Being the technogeek that I am, I have a WinTV card hooked into my now-ancient (circa 2001) IBM NetVista PC, which is also hooked up to this newfangled Google Cube USB radio device I got as a tchotchke at a recent Google-in-a-Box seminar here in Austin.
I use the NetVista as a glorified computer-ish TV set so that I can monitor breaking news from CNBC (have I ever mentioned I'm also a newsgeek?)
I bring all this up because this week I've been closely monitoring both CNBC and CNN this week to get a read on their breaking CES and Macworld coverage.
However, every time I start to see the beginning of a report from the floor of CES, the reporter is mid-sentence interviewing or doing a standup when the signal is interrupted and they go off the air, forcing the anchors to scramble and try to recover and pick up the ball.

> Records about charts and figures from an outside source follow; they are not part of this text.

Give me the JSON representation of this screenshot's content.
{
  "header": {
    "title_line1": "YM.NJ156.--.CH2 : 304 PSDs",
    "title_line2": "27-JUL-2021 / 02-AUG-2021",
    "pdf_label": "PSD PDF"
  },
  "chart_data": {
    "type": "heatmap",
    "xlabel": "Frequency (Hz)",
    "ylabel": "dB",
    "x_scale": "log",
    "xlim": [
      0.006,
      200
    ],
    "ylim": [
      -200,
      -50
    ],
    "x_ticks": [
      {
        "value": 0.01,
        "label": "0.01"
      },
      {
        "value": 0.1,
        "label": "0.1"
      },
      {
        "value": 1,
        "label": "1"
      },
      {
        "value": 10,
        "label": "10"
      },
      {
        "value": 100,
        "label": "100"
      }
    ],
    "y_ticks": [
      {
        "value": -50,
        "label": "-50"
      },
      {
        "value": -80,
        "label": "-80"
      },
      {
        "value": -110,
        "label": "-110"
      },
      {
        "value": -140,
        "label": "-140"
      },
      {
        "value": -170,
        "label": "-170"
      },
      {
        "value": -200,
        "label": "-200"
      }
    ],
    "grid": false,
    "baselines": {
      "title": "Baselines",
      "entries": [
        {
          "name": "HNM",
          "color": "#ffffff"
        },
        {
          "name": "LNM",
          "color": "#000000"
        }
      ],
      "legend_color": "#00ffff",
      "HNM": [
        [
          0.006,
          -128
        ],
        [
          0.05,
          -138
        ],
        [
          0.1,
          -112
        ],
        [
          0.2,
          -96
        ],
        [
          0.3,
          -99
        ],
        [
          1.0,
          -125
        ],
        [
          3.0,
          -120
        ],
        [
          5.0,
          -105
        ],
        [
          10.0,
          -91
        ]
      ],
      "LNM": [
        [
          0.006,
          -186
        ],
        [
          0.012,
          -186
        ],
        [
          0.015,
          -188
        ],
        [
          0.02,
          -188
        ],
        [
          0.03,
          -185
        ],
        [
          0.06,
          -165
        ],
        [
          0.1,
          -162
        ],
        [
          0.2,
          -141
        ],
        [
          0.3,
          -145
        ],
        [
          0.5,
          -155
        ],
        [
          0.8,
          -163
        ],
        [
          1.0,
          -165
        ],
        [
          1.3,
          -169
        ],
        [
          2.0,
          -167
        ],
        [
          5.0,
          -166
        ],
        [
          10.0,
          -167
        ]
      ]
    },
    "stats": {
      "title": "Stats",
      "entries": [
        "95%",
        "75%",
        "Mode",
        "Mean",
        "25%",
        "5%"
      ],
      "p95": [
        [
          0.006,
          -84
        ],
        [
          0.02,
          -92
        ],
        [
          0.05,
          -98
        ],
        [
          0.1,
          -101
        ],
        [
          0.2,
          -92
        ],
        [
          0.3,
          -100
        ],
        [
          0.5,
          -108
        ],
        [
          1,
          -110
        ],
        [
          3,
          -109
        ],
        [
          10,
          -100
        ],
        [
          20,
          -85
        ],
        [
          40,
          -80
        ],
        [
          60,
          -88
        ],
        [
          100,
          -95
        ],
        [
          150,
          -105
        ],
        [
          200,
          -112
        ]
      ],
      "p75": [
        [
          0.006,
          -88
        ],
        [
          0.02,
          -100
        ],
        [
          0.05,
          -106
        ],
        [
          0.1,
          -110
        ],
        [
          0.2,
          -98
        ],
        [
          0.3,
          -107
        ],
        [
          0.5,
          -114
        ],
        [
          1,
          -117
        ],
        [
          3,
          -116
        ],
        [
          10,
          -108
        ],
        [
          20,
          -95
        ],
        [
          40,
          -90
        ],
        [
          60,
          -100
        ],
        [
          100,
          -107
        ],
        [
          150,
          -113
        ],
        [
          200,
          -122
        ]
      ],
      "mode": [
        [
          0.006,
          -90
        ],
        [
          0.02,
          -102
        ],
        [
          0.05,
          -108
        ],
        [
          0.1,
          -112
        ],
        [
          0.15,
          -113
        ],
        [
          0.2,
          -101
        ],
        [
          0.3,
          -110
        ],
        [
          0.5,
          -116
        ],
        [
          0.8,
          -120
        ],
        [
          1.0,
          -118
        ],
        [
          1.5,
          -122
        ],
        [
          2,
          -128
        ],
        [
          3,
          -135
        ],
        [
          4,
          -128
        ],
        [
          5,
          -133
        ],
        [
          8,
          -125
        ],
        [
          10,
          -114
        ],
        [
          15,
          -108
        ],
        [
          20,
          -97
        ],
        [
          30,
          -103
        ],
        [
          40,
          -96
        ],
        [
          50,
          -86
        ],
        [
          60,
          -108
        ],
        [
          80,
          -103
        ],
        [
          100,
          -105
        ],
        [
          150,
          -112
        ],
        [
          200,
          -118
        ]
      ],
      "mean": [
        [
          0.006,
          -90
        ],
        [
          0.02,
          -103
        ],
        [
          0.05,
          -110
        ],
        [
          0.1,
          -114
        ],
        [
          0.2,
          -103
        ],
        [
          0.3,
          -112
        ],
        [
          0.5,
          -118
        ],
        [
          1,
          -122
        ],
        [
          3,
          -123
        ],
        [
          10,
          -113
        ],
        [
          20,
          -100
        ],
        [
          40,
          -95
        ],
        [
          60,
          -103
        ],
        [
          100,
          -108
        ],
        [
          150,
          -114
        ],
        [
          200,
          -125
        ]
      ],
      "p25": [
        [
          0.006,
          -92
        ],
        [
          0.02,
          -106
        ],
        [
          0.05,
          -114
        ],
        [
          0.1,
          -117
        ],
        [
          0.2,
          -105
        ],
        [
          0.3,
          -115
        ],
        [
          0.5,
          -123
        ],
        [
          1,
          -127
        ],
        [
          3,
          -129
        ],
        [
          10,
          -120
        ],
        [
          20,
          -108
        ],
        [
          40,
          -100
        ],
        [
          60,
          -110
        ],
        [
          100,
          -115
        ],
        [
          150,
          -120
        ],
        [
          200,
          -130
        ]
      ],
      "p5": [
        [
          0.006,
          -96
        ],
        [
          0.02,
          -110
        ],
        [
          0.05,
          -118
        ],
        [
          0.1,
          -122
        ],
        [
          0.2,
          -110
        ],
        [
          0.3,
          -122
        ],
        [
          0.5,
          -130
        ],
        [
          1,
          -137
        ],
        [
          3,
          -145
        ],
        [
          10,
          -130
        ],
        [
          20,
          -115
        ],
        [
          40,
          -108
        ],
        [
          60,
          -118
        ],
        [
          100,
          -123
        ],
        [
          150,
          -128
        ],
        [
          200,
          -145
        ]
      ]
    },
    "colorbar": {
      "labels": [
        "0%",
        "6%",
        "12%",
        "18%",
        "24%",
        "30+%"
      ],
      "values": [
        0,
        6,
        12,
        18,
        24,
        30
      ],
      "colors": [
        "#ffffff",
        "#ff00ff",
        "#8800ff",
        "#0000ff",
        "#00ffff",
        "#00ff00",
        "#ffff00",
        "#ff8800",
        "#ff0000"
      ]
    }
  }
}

When it happened once, I figured it was a simple technical glitch.
However, now that it's happened several times and on more than one network, I'm starting to come to the conclusion that it's a curse.
Does the grand irony of this strike anyone other than me?
Here we are, at one of the world's most high-tech consumer electronics pavillions, in the midst of a massive convergence between the computer, the TV, and the Internets, and the cable TV companies can't get their broadcast signal out of the building.
Is someone trying to send them a message??? Maybe they should consider sending smoke signals???!
The explanations I've witnessed thus far have been that the overwhelming wi-fi signals coming off the floor of the convention center are somehow interfering with (overpowering?) the broadcast signals from the cable news channels.
Thank heavens the blogs are still getting through. See below in another post for some that I've been following this week...meanwhile, if you still like to watch the telly, please pray for the enhanced integrity of the major cable networks' broadcast signals.